Menurutnya, selama operasi berlangsung, tim menghadapi sejumlah kendala, terutama derasnya arus Sungai Melenyu 2 yang cukup membahayakan proses pencarian. Namun berkat koordinasi dan sinergitas yang baik antarinstansi, operasi SAR dapat berjalan dengan aman dan lancar.
Kapolsek juga mengimbau masyarakat agar lebih meningkatkan kewaspadaan saat beraktivitas di kawasan sungai maupun perairan lainnya, terutama pada lokasi yang memiliki arus deras dan berpotensi membahayakan keselamatan.
“Kami mengingatkan masyarakat untuk selalu mengutamakan keselamatan saat berada di sungai. Jangan berenang di lokasi yang berarus deras serta pastikan memahami kondisi lingkungan sekitar guna menghindari terjadinya musibah serupa,” tegasnya.
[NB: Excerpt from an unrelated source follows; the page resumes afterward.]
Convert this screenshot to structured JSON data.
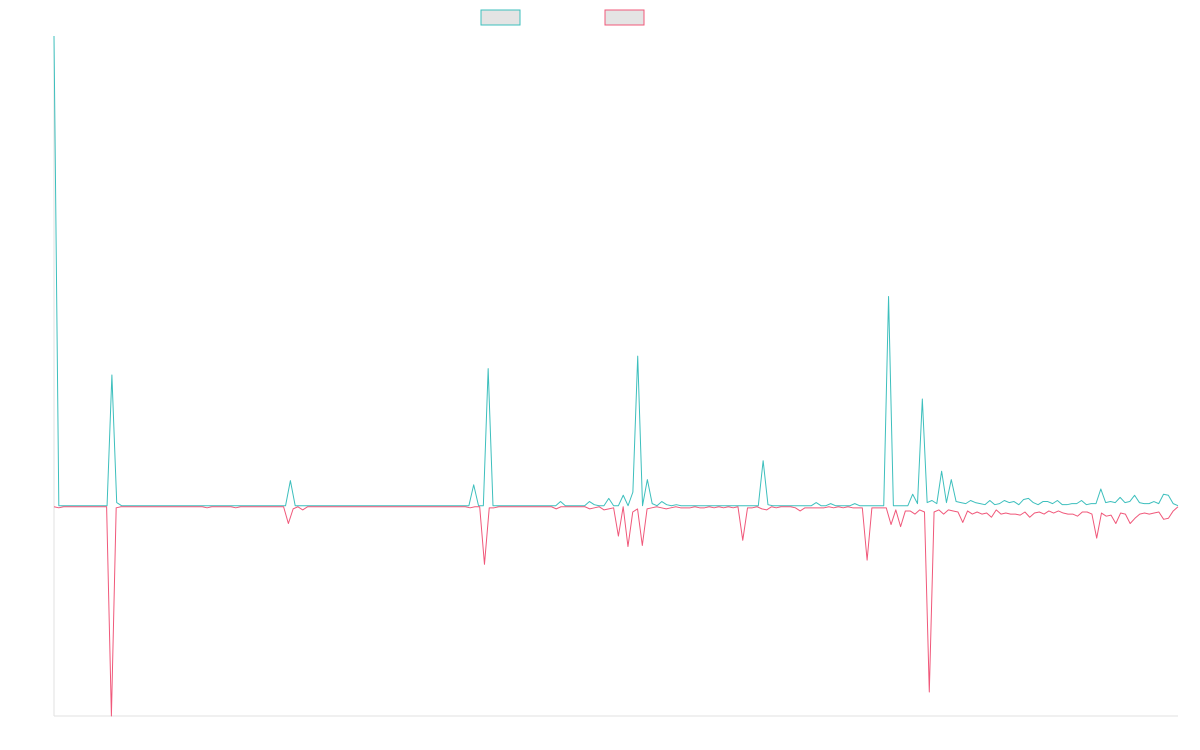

Dengan ditemukannya korban, Operasi SAR Kondisi Membahayakan Manusia terhadap satu orang yang terseret arus di Sungai Melenyu 2, Desa Muara Wahau, Kabupaten Kutai Timur, secara resmi dinyatakan selesai dan ditutup. Keberhasilan operasi tersebut menjadi bukti kuatnya sinergi antara aparat, tim penyelamat, perusahaan, dan masyarakat dalam penanganan situasi darurat kemanusiaan.